I Have Trust Issues

I’ve been hearing this a lot lately and I want to talk about it. I do not think I personally have trust issues but a lot of people struggle with it so I think it’s an important topic. How do you know if you have trust issues? Well here are some signs. You don’t believe anything anyone tells you and you jump to the worst possible situation as an explanation. There is a very thin line between healthy skepticism and having trust issues but in general; try to evaluate where your distrust is coming from. If it’s coming from the behavior of a person in your past then you need to work on separating what has happened with what is currently happening.

For example, let’s say a potential significant other that you have been interacting with for the past few weeks doesn’t respond to a message you sent them for three hours. When they finally do; they apologize and say they were working. Do you A) believe them or B) not believe them. If you chose B, why did you choose B? Is it because you had an ex say that for three weeks in a row and you found out later that he/she was cheating on you with their coworker? If you don’t believe the person currently in your life because of something that happened in your past without considering what you know about that person, then you might have trust issues.

But not believing something someone says does not necessarily mean that you have trust issues. I am in no way suggesting that you should blindly trust everyone. For example, if you chose B) do not believe, because two days ago they informed you that they’d lost their job; then you should definitely be skeptical of the excuse that they were working. But the point is that you evaluated their statement based on what you know about them, and that, my friends, is logic.

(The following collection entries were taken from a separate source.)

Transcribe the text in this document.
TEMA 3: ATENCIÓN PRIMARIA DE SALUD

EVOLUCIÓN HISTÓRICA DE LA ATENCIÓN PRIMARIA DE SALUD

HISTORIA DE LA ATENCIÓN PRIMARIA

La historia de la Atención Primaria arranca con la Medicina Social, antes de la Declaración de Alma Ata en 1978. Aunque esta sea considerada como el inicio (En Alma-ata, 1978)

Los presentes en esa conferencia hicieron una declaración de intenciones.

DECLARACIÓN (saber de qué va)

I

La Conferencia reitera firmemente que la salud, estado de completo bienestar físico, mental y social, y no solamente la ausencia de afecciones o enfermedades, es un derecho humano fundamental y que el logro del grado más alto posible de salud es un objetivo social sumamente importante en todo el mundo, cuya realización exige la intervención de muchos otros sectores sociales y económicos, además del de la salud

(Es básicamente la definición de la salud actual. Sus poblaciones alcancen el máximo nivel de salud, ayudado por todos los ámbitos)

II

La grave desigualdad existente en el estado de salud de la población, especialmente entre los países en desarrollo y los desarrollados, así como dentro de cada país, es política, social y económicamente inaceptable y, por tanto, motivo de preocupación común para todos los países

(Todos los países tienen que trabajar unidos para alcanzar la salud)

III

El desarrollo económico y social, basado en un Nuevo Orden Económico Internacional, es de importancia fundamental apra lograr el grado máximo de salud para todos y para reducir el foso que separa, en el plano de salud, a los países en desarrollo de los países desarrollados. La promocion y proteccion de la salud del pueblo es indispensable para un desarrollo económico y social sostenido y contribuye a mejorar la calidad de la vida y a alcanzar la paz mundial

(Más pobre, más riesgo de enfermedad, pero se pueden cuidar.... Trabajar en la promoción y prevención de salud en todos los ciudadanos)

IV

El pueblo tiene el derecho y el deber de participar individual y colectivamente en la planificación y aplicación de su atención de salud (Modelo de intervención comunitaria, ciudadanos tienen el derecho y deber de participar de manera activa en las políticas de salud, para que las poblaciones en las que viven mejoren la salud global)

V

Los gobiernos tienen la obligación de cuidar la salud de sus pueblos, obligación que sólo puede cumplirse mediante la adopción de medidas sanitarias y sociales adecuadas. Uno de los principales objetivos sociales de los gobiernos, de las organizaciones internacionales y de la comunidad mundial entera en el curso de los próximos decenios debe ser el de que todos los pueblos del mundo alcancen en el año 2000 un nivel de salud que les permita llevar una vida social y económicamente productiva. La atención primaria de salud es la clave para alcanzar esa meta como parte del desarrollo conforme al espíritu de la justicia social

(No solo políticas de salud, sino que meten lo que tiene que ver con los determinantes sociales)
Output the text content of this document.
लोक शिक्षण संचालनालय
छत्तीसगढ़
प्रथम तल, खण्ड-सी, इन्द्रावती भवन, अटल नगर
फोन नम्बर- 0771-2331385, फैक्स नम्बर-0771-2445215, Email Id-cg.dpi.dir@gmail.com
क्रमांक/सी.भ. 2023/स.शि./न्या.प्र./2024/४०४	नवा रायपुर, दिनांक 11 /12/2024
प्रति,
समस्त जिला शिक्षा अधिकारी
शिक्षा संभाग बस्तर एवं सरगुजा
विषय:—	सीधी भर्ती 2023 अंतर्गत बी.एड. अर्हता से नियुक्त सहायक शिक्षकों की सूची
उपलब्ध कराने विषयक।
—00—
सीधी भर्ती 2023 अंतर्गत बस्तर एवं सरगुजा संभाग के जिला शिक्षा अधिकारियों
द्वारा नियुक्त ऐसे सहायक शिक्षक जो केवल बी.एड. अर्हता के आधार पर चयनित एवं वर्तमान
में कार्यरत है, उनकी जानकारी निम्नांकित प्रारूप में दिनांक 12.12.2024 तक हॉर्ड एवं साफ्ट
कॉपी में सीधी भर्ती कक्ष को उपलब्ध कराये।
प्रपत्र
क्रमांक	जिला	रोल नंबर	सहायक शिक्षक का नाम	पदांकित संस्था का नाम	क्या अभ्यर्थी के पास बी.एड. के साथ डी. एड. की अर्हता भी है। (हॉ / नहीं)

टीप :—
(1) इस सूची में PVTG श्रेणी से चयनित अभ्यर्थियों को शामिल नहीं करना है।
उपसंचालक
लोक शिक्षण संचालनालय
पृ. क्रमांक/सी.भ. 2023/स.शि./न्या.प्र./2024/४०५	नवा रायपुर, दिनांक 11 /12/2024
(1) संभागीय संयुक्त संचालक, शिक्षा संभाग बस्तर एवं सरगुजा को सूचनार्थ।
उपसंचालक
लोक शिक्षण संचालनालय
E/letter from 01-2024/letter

In general, I will pick A) believe them, because I don’t care enough about the promptness of their response to struggle with whether to trust them or not. But even if I did care; constant communication wouldn’t make me trust someone more or less. If he’s a two pump man, he could’ve cheated during the five minutes he didn’t respond. And if he didn’t respond for an hour, mathematically, he could’ve slept with 20 different women. And he’s responding every five minutes to keep you from guessing that he’s cheating. This thought process does nothing more than cause your head to spiral with worry and you have no reasonable way of verifying or disproving what he did within every five minutes. So my point is that no amount of communication or validation is going to help you with your trust issues; it just puts pressure on your partner to compensate for an issue you won’t deal with.

Now I know what you’re thinking: But I’ve been hurt in the past. They lied. They cheated. They stole. They took advantage. I get it. It’s happened to me too. It’s pretty much happened to everyone. You aren’t special because you got hurt. Everyone gets hurt at some point in their life and most people let it continue to negatively affect their current relationships for years after. You may think that putting up a wall protects you and keeps you from getting hurt but it’s doing way more harm than good. Not only does it fester and slowly chip at your positive view of the world, ultimately destroying your happiness but it also creates a self-fulfilling prophecy. Have you ever noticed how people who constantly talk about getting cheated on are always getting cheated on? Or what about the person that is always claiming to get abandoned? They seem to not have any real friends.

Think of the game I-spy that some of us played when we were kids. “I-spy something green.” Your mind automatically filters out everything in your eyesight that isn’t green. You focus only on the green objects; ignoring the colors of everything else to search for what you’re looking for and for a second, it feels like EVERYTHING IS GREEN! It’s the same thing with how we interpret human behavior. You will almost always see what you’re looking for. When you learn to trust, you won’t filter out the good and focus on the bad, you’ll see the whole beautiful picture and then you won’t see the bad as necessarily bad anymore just as part of the experience. It’s a long process, dedicating yourself to trusting and focusing on the here and now and evaluating the people in front of you based on their own merit instead of how someone else treated you, but I promise; it’s worth it.